The Spiritist Doctrine offers us, in short, the only possible and rational solution to a multitude of moral and anthropological phenomena, of which we are witnesses daily and for which one would seek, in vain, the explanation in all known doctrines. In this category we shall classify, for example, the simultaneity of thoughts, the anomaly of certain characters, sympathies and antipathies, intuitive knowledge, aptitudes, propensities, the destinies that seem marked by fatality and, in a more general picture, the distinctive character of peoples, their progress or their degeneration, etc. To the citation of the facts we shall add the inquiry into the causes that might have produced them. From the appraisal of these facts there will naturally emerge useful teachings as to the line of conduct most in conformity with sound morality. In their instructions, the Higher Spirits always have as their objective to awaken in men the love of good, through the evangelical precepts; for this very reason they trace for us the thought that must preside over the editing of this collection. Our framework, as may be seen, comprises everything connected with the knowledge of the metaphysical part of man; we shall study it in its present state and in the future, since to study the nature of the Spirits is to study man, considering that he must one day form part of the world of Spirits. This is why we have added, to our principal title, that of journal of psychological studies, in order to make its full importance understood.
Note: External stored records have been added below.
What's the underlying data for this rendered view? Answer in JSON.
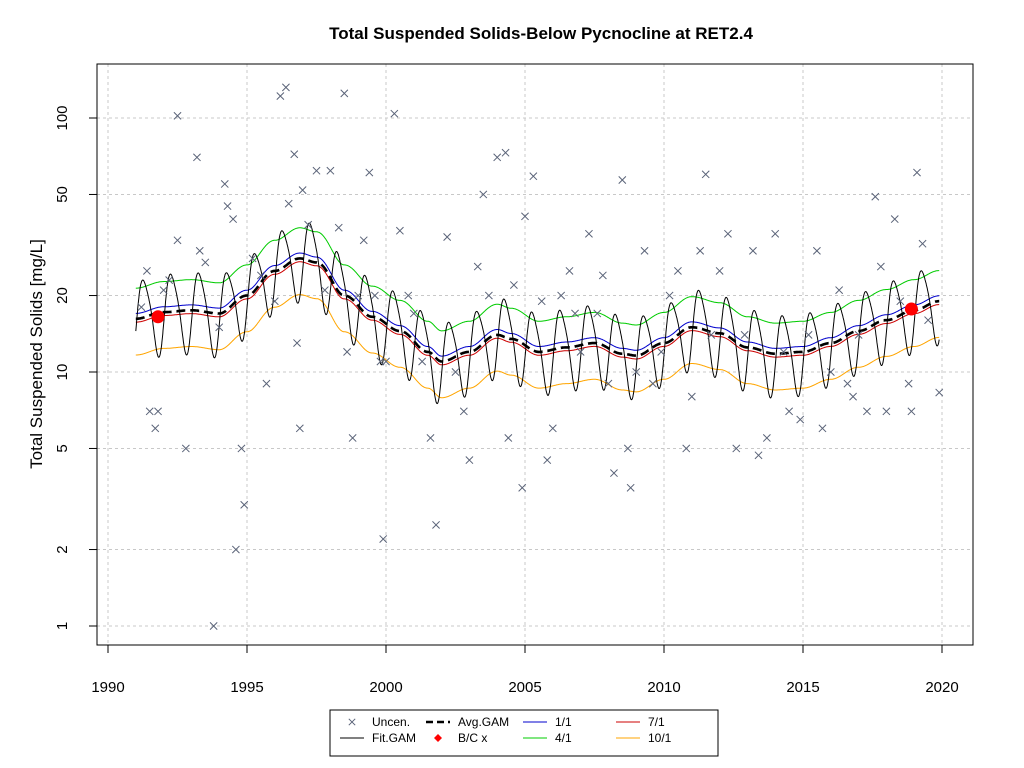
{
  "chart_data": {
    "type": "scatter",
    "title": "Total Suspended Solids-Below Pycnocline at RET2.4",
    "xlabel": "",
    "ylabel": "Total Suspended Solids [mg/L]",
    "xlim": [
      1990,
      2020
    ],
    "ylim": [
      1,
      150
    ],
    "y_scale": "log",
    "grid": true,
    "x_ticks": [
      "1990",
      "1995",
      "2000",
      "2005",
      "2010",
      "2015",
      "2020"
    ],
    "y_ticks": [
      "1",
      "2",
      "5",
      "10",
      "20",
      "50",
      "100"
    ],
    "colors": {
      "uncen": "#5a6378",
      "fit_gam": "#000000",
      "avg_gam": "#000000",
      "bc": "#ff0000",
      "d1_1": "#0000cc",
      "d4_1": "#00cc00",
      "d7_1": "#cc0000",
      "d10_1": "#ffa500"
    },
    "legend": {
      "position": "bottom",
      "entries": [
        {
          "key": "uncen",
          "label": "Uncen."
        },
        {
          "key": "avg",
          "label": "Avg.GAM"
        },
        {
          "key": "d1",
          "label": "1/1"
        },
        {
          "key": "d7",
          "label": "7/1"
        },
        {
          "key": "fit",
          "label": "Fit.GAM"
        },
        {
          "key": "bc",
          "label": "B/C x"
        },
        {
          "key": "d4",
          "label": "4/1"
        },
        {
          "key": "d10",
          "label": "10/1"
        }
      ]
    },
    "avg_gam": [
      [
        1991.0,
        16.2
      ],
      [
        1992.0,
        17.2
      ],
      [
        1993.0,
        17.5
      ],
      [
        1994.0,
        17.0
      ],
      [
        1995.0,
        20
      ],
      [
        1996.0,
        25
      ],
      [
        1996.9,
        28
      ],
      [
        1997.5,
        27
      ],
      [
        1998.5,
        20
      ],
      [
        1999.5,
        16.5
      ],
      [
        2000.5,
        14.5
      ],
      [
        2001.5,
        12
      ],
      [
        2002.0,
        11
      ],
      [
        2003.0,
        12
      ],
      [
        2004.0,
        14
      ],
      [
        2004.5,
        13.5
      ],
      [
        2005.5,
        12
      ],
      [
        2006.5,
        12.5
      ],
      [
        2007.5,
        13
      ],
      [
        2008.5,
        11.8
      ],
      [
        2009.0,
        11.6
      ],
      [
        2010.0,
        13
      ],
      [
        2011.0,
        15
      ],
      [
        2012.0,
        14.2
      ],
      [
        2013.0,
        12.5
      ],
      [
        2014.0,
        11.8
      ],
      [
        2015.0,
        12
      ],
      [
        2016.0,
        13
      ],
      [
        2017.0,
        14.5
      ],
      [
        2018.0,
        16
      ],
      [
        2019.0,
        17.5
      ],
      [
        2019.9,
        19
      ]
    ],
    "b_c_points": [
      [
        1991.8,
        16.5
      ],
      [
        2018.9,
        17.7
      ]
    ],
    "uncen_points": [
      [
        1991.2,
        18
      ],
      [
        1991.4,
        25
      ],
      [
        1991.5,
        7
      ],
      [
        1991.7,
        6
      ],
      [
        1991.8,
        7
      ],
      [
        1992.0,
        21
      ],
      [
        1992.2,
        23
      ],
      [
        1992.5,
        33
      ],
      [
        1992.5,
        102
      ],
      [
        1992.8,
        5
      ],
      [
        1993.2,
        70
      ],
      [
        1993.3,
        30
      ],
      [
        1993.5,
        27
      ],
      [
        1993.8,
        1
      ],
      [
        1994.0,
        15
      ],
      [
        1994.2,
        55
      ],
      [
        1994.3,
        45
      ],
      [
        1994.5,
        40
      ],
      [
        1994.6,
        2
      ],
      [
        1994.8,
        5
      ],
      [
        1994.9,
        3
      ],
      [
        1995.2,
        28
      ],
      [
        1995.5,
        24
      ],
      [
        1995.7,
        9
      ],
      [
        1996.0,
        19
      ],
      [
        1996.2,
        122
      ],
      [
        1996.4,
        132
      ],
      [
        1996.5,
        46
      ],
      [
        1996.7,
        72
      ],
      [
        1996.8,
        13
      ],
      [
        1996.9,
        6
      ],
      [
        1997.0,
        52
      ],
      [
        1997.2,
        38
      ],
      [
        1997.5,
        62
      ],
      [
        1997.8,
        21
      ],
      [
        1998.0,
        62
      ],
      [
        1998.3,
        37
      ],
      [
        1998.5,
        125
      ],
      [
        1998.6,
        12
      ],
      [
        1998.8,
        5.5
      ],
      [
        1999.0,
        20
      ],
      [
        1999.2,
        33
      ],
      [
        1999.4,
        61
      ],
      [
        1999.6,
        20
      ],
      [
        1999.8,
        11
      ],
      [
        1999.9,
        2.2
      ],
      [
        2000.0,
        11
      ],
      [
        2000.3,
        104
      ],
      [
        2000.5,
        36
      ],
      [
        2000.8,
        20
      ],
      [
        2001.0,
        17
      ],
      [
        2001.3,
        11
      ],
      [
        2001.6,
        5.5
      ],
      [
        2001.8,
        2.5
      ],
      [
        2002.2,
        34
      ],
      [
        2002.5,
        10
      ],
      [
        2002.8,
        7
      ],
      [
        2003.0,
        4.5
      ],
      [
        2003.3,
        26
      ],
      [
        2003.5,
        50
      ],
      [
        2003.7,
        20
      ],
      [
        2004.0,
        70
      ],
      [
        2004.3,
        73
      ],
      [
        2004.4,
        5.5
      ],
      [
        2004.6,
        22
      ],
      [
        2004.9,
        3.5
      ],
      [
        2005.0,
        41
      ],
      [
        2005.3,
        59
      ],
      [
        2005.6,
        19
      ],
      [
        2005.8,
        4.5
      ],
      [
        2006.0,
        6
      ],
      [
        2006.3,
        20
      ],
      [
        2006.6,
        25
      ],
      [
        2006.8,
        17
      ],
      [
        2007.0,
        12
      ],
      [
        2007.3,
        35
      ],
      [
        2007.6,
        17
      ],
      [
        2007.8,
        24
      ],
      [
        2008.0,
        9
      ],
      [
        2008.2,
        4
      ],
      [
        2008.5,
        57
      ],
      [
        2008.7,
        5
      ],
      [
        2008.8,
        3.5
      ],
      [
        2009.0,
        10
      ],
      [
        2009.3,
        30
      ],
      [
        2009.6,
        9
      ],
      [
        2009.9,
        12
      ],
      [
        2010.2,
        20
      ],
      [
        2010.5,
        25
      ],
      [
        2010.8,
        5
      ],
      [
        2011.0,
        8
      ],
      [
        2011.3,
        30
      ],
      [
        2011.5,
        60
      ],
      [
        2011.7,
        14
      ],
      [
        2012.0,
        25
      ],
      [
        2012.3,
        35
      ],
      [
        2012.6,
        5
      ],
      [
        2012.9,
        14
      ],
      [
        2013.2,
        30
      ],
      [
        2013.4,
        4.7
      ],
      [
        2013.7,
        5.5
      ],
      [
        2014.0,
        35
      ],
      [
        2014.3,
        12
      ],
      [
        2014.5,
        7
      ],
      [
        2014.9,
        6.5
      ],
      [
        2015.2,
        14
      ],
      [
        2015.5,
        30
      ],
      [
        2015.7,
        6
      ],
      [
        2016.0,
        10
      ],
      [
        2016.3,
        21
      ],
      [
        2016.6,
        9
      ],
      [
        2016.8,
        8
      ],
      [
        2017.0,
        14
      ],
      [
        2017.3,
        7
      ],
      [
        2017.6,
        49
      ],
      [
        2017.8,
        26
      ],
      [
        2018.0,
        7
      ],
      [
        2018.3,
        40
      ],
      [
        2018.5,
        19
      ],
      [
        2018.8,
        9
      ],
      [
        2018.9,
        7
      ],
      [
        2019.1,
        61
      ],
      [
        2019.3,
        32
      ],
      [
        2019.5,
        16
      ],
      [
        2019.9,
        8.3
      ]
    ]
  }
}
— Note: However abundant our personal observations and the sources from which we have gathered them, we do not conceal the difficulties of the task, nor our own insufficiency. To supplement it, we count on the benevolent assistance of all who take an interest in these questions; we shall, therefore, be quite grateful for the communications they may be so good as to transmit to us concerning the various subjects of our studies; in this regard we draw attention to the following points, on which they may furnish documents:

1st Material or intelligent manifestations obtained in the gatherings they attend;

2nd Facts of somnambulistic lucidity and of ecstasy;

3rd Facts of second sight, predictions, presentiments, etc.;

4th Facts relating to the occult power, attributed with or without reason to certain individuals;

5th Legends and popular beliefs;

6th Facts of visions and apparitions;

7th Particular psychological phenomena, which sometimes occur at the instant of death;

8th Moral and psychological problems to be resolved;

9th Moral facts, notable acts of devotion and abnegation, of which it may be useful to propagate the example;

10th Indication of ancient or modern works, French or foreign, in which facts relating to the manifestation of occult intelligences are found, with the designation and, if possible, the citation of the passages. Likewise, with respect to the opinion expressed on the existence of Spirits and their relations with men, by ancient or modern authors whose name and learning may give them authority.

We shall not make known the names of the persons who send us communications, unless we are formally authorized to do so.

[1] Until now there exists in Europe only one newspaper devoted to the Spiritist Doctrine—the Journal de l'âme, published in Geneva by Dr. Boessinger. In America, the only newspaper in French is the Spiritualiste de la Nouvelle Orléans, published by Mr. Barthès.